Ao escolher ser artista, se isso for tão somente uma escolha, tudo vai lhe ser político (não necessariamente politizado), roubando mais um pouco dos dizeres de Boal: Todo teatro é político. Tem algo a dizer, um ponto de vista, uma ideia, ou uma pergunta.

Bebe um gole de água.

Dito isso, olho para a Impro e vejo a interferência ainda mais ativa na minha vida e na de outras pessoas que se debruçam sobre ela (vida ou Impro). Gente, pelo amor da Deusa, sem romantização de como artistas são especiais, etc. Porque, até pelo próprio olhar do Boal, todas/os somos artistas (não-atores/atrizes). Sim, Impro! 

Quando se começa a dedicar a arte da Impro você entende a aceitação como princípio longe de ser um limite ouuma regra do que se pode ou não fazer. Nas primeiras aulas, você aprende a dizer "sim" para basicamente toda ideia colocada em cena. É uma metodologia de aprendizagem MUITO eficaz, pois quebra comportamentos bloqueadores que estão enraizados em nós socialmente. Mas com o tempo, é possível perceber e vivenciar que a aceitação inclui o "não" também, por isso é um princípio. Nas últiams aulas com Rich Baker no Second City de Los Angeles (2018) ele fazia um exercício no final da aula do último dia em que tínhamos que negar tudo, fazer o oposto de tudo que aprendemos. E as cenas eram divinas, divertidíssimas, coerentes... E por que? Porque mesmo fazendo tudo "errado", aceitávamos a proposta de fazer tudo "errado".  E para fazer "errado" tínhamos que ouvir o que acontecia em cena, mesmo para não ouvir o que acontecia em cena. Ok, vou dar um exemplo: "Temos que ouvir nossa/o colega em cena". Para quebrar essa premissa, ou seja, não ouvir a/o colega em cena, eu tinha que ouvi-la/o para me provocar a não ouvir. Porque o ouvir no caso é no sentido de escutar falas e sons, mas também ver o que se faz, trocar olhares, o que o gesto e o toque propõe, estar presente.

Aí então também percebe que existe uma pessoa muito importante para ouvir, não mais não menos importante, e extremamente importante (repito de propósito porque é importante): Você. Ouvir a sua voz, suas propostas e vontandes tanto quanto de quem está à volta.

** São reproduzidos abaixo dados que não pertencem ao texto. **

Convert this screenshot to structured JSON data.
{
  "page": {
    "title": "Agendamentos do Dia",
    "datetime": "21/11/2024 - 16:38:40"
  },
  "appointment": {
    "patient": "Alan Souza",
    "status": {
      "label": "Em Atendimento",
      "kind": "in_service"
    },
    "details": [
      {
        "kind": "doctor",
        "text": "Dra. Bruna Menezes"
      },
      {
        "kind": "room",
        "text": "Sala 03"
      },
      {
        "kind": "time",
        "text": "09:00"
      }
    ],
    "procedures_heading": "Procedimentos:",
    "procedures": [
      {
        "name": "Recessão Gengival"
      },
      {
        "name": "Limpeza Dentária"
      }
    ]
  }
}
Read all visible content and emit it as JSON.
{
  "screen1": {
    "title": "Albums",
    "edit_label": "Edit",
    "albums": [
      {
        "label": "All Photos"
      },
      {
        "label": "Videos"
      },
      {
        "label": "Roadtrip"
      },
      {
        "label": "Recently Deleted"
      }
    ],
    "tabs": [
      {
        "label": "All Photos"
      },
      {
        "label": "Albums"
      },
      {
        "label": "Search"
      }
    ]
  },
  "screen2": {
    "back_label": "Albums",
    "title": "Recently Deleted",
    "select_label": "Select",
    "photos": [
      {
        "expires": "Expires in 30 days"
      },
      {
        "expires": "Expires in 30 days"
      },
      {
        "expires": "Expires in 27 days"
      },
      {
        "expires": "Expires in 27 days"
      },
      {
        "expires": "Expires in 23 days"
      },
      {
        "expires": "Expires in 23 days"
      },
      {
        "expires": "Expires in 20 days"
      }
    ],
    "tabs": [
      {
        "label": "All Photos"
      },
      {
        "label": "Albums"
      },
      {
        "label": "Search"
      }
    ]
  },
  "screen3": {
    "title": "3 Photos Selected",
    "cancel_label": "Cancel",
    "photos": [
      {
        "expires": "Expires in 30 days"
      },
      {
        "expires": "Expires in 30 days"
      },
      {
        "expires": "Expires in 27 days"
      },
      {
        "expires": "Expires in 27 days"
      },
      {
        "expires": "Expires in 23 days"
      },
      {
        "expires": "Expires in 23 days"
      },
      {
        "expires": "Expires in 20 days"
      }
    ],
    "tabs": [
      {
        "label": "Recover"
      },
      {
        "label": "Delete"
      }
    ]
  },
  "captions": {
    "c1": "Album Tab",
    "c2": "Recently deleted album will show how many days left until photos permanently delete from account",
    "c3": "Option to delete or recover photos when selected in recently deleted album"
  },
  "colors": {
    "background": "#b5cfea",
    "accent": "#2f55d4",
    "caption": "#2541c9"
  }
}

Em adendo para acentuar que eu realmente não vejo uma diferença entre ser atriz/ator e improvisador/a (além de se especificar numa linguagem teatral, mas que ainda é teatro), trago este trecinho de A Porta Aberta de Peter Brook: "Na Índia, os grandes contadores de histórias que narram o Mahabharata [...] Têm um ouvido voltado para o seu interior e o outro para fora. É o que deveria fazer todo ator de verdade: estar em dois mundos ao mesmo tempo." (2005, p.27).

Essa preciosidade de se ouvir me fez muito sentido no me ouvir na condição mulher (Simone Beauvouir). Ouvir meu corpo em suas necessiades e limitações que mudam de dia para dia, de hora para hora. Ouvir meus ideais, a minha política, as minhas tolerâncias e intolerâncias... Acredito que agora começa a ver os perigos dos quais vou falar.

Bebe um gole de água.

Aprendi como improvisadora/atriz e mulher que eu aceito discursos e comportamentos machistas, o que não quer dizer que os tolere. Como assim? Em cena (ou fora dela): quando eu escuto (no sentido da escuta plena, presença) alguma sugestão sexista, eu a recebo, não a ignoro. E é isso. Eu não a ignoro. Eu a olho de frente e não deixo passar despercebida, fingir que não vi porque é feio ou porque a encarar vai "constranger" quem queria ignorar (que falou/fez ou ouviu/viu). Não significa cair numa briga. Por favor, deixemos este esteriótipo de que a mulher que vai falar sobre o que a afeta e incomoda, que 98% (talvez mais) das vezes vai ser sobre questões machistas, que ela vai brigar, ficar louca ou "histérica". Esse olhar é extremamente velho e... adivinha? Machista. Lembrando que o machismo não existe só no homem, é de toda uma sociedade que o sustenta, como podemos ver pela "ministra" da Mulher e da Família no Brasil. Então, respire e me escute. Não tem nada em caixa alta (caps look) aqui, então não há gritos ou esbravejamentos. Abre uma cerveja, um vinho, serve um suco ou um chá. Estamos bem? Siga quando estiver pronta/o. Se escute também.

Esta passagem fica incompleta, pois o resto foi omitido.